Tasha Lorenzen-Ewing
Member
Tasha Lorenzen-Ewing (she/her) graduated from Thompson Rivers University in 2021 where she was a Pro Bono Students Canada Program Coordinator for two years. Prior to law school, Tasha earned her Masters in Gerontology and worked with seniors in the non-profit sector where her passion for public interest work grew. In addition to PBSC, in her third year of law school, Tasha was President of the TRU Black Law Students' Association and she worked alongside other equity seeking groups to advocate for progress in the TRU Faculty of Law, specifically for increased supports for students from historically marginalized communities. For this and other work, Tasha received the Law Foundation Public Interest Award. Tasha now works as in-house counsel for the Hospital Employees' Union and is on the Executive of the BC Chapter of the Canadian Association of Black Lawyers and is a member of the BC Canadian Bar Association’s Sexual Orientation and Gender Identity Community and Elder Law Sections.
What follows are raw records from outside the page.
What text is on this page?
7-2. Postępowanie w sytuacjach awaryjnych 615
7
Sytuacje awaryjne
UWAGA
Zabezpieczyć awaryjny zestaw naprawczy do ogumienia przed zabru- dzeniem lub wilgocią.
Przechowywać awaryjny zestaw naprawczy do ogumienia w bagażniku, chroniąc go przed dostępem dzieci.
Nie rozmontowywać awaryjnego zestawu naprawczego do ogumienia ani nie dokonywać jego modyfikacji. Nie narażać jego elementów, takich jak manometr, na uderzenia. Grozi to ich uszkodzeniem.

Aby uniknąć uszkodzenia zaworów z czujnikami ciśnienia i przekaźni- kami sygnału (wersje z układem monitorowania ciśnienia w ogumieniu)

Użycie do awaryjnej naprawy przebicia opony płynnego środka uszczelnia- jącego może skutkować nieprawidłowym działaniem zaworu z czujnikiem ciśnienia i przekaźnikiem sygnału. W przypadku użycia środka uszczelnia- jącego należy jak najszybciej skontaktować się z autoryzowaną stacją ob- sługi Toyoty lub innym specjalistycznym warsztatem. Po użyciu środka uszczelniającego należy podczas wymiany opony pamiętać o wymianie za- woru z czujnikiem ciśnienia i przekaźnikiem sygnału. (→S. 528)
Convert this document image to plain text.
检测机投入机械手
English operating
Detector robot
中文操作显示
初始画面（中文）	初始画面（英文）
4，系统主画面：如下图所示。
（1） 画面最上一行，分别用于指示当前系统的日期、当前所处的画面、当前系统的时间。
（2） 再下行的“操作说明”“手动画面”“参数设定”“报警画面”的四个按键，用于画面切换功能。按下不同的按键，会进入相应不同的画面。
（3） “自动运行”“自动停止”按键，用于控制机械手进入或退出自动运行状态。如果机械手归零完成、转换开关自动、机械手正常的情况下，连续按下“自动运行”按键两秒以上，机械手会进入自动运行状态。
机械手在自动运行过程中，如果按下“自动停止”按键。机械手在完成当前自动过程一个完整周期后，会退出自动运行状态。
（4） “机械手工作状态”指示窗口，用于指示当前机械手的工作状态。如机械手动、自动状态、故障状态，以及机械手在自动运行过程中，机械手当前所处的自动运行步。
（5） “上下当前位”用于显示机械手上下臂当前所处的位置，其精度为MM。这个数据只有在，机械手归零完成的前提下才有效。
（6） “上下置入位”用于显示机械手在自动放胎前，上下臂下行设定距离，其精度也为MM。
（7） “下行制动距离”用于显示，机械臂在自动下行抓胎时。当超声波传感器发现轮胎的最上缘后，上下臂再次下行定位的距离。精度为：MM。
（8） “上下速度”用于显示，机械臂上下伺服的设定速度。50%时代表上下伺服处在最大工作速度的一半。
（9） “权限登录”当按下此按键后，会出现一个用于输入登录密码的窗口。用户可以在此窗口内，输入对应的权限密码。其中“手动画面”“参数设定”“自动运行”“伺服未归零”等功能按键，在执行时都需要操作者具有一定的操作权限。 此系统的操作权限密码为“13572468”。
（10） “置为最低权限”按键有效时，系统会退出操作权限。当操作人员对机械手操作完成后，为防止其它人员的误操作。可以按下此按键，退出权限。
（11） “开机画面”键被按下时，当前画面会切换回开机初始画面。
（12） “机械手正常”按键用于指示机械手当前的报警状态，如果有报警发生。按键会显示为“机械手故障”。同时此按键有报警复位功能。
Tasha is passionate about making public interest and access to justice a cornerstone of her work and continues to seek out opportunities to engage in such initiatives.
Ngai Pindell
Member
Dean Pindell received his A.B. (Economics) in 1993 from Duke University and his J.D. in 1996 from Harvard Law School. Following graduation, he practiced community development law in Baltimore, MD, followed by a fellowship and visiting assistant professorship at the University of Baltimore School of Law Community Development Clinic. He joined the William S. Boyd School of Law at the University of Nevada, Las Vegas (UNLV) in 2000 as an Assistant Professor and earned promotion to Professor in 2008. His research and teaching interests are in the areas of property law, wills and trusts, affordable housing, community development, and local government law. At UNLV, Dean Pindell has held a number of academic administrative roles, most recently as Vice Provost and Special Advisor to the Executive Vice President and Provost from January to July 2019. He also served as Vice Provost for Faculty Affairs (2016-2018), and as Associate Dean of Academic Affairs and then Vice Dean in the Boyd School of Law (2012-2016).
OUR STORY
PBSC was established in 1996 at the University of Toronto Faculty of Law. At the time, it was the first and only pro bono organization in Canada. The founding objective of PBSC was to combine education and public interest volunteer work, with the goal of ensuring that each new generation of lawyers would enter the profession committed to pro bono philosophy and practice. The visionary support of the Faculty and the Law Foundation of Ontario was instrumental in launching PBSC into a leading, nation-wide movement.